Increasing exports has become especially important to farmers because of low commodity prices, sinking farm income and rising debt, said former USDA Secretary John Block, who attended the event at USDA headquarters.
“Secretary Perdue has a long history of working on trade issues,” Block told Agri-Pulse. “He worked on trade when he was a governor in Georgia and he’s going to step right up.”
Perdue appeared anxious to get to work, making a show of taking off his jacket and tie and rolling up his sleeves during the speech.
“I was a farmer first … This job at USDA is about work. It’s about getting stuff done,” Perdue said. “We’ve got a lot of people depending on us.”

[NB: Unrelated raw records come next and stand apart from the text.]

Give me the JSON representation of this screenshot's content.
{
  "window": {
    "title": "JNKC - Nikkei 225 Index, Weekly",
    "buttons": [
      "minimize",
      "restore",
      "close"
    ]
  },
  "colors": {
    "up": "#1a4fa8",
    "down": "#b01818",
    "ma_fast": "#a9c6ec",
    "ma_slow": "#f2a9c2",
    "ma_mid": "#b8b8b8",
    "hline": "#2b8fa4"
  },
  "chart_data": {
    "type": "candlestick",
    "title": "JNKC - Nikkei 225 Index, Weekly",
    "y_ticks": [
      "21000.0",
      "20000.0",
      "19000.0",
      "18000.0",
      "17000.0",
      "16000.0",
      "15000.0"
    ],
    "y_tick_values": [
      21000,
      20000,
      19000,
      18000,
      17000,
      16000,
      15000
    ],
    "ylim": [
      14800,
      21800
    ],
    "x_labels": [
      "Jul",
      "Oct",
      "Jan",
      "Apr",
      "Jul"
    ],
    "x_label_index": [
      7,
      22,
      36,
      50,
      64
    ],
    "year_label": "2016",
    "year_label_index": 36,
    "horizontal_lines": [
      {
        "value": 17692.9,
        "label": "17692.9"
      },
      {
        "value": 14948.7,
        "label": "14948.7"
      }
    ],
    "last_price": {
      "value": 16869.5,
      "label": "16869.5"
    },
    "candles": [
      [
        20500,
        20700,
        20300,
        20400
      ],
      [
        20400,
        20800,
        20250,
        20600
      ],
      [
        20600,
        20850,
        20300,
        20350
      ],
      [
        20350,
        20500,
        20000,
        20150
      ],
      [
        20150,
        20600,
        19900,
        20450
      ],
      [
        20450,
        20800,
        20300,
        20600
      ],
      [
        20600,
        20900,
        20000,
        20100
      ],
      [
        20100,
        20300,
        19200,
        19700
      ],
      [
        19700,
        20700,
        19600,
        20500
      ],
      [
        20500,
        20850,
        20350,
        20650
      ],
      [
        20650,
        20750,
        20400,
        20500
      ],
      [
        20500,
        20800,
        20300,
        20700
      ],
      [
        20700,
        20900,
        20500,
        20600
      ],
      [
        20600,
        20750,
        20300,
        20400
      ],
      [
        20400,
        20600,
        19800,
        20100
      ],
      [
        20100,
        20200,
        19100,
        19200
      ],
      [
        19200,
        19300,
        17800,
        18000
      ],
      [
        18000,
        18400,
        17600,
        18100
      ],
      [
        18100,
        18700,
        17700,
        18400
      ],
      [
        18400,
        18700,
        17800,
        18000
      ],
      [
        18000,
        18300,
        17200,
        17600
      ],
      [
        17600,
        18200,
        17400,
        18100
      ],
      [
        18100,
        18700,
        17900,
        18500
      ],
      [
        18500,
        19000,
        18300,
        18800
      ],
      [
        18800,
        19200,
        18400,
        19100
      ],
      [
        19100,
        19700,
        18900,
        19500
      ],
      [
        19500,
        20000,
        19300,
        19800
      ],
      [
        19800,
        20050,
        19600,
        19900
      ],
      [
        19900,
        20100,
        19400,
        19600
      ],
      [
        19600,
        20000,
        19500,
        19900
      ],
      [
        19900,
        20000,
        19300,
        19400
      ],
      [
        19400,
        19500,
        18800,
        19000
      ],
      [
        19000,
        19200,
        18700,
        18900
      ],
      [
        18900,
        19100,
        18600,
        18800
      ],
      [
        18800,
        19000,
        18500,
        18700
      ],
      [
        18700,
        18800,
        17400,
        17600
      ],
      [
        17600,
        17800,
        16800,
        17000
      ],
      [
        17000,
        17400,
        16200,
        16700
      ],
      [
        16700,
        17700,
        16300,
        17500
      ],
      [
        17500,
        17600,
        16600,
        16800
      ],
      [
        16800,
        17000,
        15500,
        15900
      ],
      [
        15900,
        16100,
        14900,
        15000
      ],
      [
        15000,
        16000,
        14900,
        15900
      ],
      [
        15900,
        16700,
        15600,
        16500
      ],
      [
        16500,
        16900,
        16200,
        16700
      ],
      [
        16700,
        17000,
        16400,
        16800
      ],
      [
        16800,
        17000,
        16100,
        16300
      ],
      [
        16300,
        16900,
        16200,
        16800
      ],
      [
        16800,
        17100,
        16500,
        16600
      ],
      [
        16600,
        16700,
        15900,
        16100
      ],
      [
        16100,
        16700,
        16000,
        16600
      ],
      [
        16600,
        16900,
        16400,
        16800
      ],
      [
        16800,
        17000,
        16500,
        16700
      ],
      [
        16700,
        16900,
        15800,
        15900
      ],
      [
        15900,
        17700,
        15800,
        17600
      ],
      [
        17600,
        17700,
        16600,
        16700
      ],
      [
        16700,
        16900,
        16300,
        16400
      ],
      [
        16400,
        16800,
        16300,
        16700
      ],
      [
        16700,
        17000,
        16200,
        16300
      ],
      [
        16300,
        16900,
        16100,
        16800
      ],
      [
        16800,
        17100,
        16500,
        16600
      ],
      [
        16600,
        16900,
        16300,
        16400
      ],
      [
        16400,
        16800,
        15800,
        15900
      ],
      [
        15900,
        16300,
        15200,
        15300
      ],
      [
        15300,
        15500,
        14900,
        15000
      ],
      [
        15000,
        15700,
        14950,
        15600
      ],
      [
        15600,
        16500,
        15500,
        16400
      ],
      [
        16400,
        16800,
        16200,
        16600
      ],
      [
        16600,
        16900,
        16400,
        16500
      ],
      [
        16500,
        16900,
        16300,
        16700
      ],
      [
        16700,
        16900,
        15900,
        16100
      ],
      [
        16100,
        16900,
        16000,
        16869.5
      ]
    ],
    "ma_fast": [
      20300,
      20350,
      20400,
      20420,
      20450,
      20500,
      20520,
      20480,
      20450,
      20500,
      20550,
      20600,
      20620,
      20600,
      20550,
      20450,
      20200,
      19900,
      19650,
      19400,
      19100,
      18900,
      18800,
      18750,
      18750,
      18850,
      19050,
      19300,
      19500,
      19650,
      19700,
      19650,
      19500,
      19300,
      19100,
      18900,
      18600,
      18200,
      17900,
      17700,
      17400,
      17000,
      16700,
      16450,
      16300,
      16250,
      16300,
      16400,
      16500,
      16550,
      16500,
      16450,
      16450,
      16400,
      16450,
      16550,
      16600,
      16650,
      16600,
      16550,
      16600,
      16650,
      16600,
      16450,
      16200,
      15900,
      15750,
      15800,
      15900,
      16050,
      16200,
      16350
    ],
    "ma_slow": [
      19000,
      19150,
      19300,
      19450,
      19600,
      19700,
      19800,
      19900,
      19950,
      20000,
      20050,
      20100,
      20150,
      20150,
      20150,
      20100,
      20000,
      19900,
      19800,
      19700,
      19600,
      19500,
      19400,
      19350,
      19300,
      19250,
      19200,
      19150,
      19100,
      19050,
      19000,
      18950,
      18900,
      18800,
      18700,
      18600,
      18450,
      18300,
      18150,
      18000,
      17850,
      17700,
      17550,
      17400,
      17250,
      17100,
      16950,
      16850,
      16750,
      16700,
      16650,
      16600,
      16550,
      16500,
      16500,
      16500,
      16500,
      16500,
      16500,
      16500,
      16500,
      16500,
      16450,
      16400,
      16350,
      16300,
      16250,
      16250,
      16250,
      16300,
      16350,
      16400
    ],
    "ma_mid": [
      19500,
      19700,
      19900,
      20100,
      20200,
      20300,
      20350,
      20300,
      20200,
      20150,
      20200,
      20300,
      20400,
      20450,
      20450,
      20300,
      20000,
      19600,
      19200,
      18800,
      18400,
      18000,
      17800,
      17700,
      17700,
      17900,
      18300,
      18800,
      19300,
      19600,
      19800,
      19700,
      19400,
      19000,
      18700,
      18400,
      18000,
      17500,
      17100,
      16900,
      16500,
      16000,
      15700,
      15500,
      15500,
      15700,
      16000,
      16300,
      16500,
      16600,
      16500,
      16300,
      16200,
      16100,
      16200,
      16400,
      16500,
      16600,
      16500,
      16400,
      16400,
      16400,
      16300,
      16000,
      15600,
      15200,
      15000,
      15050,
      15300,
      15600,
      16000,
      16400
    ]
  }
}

But as he gets to work, the new USDA chief said he doesn’t want to do it in a place that’s called “the Cage.” That’s the informal name USDA employees use for the secretary’s suite of offices on the second floor of USDA headquarters. The suite is surrounded by a glass enclosure that does resemble a cage, but Perdue said he doesn’t want anyone calling it that.
“Well, I don’t know about you, but I don’t cage too well,” he said to laughter and applause.
Perdue also took time to move through the crowd of employees, shaking hands and posing for photos, but was eventually escorted up a winding staircase to his second-floor office behind the glass-enclosed structure that needs a new name.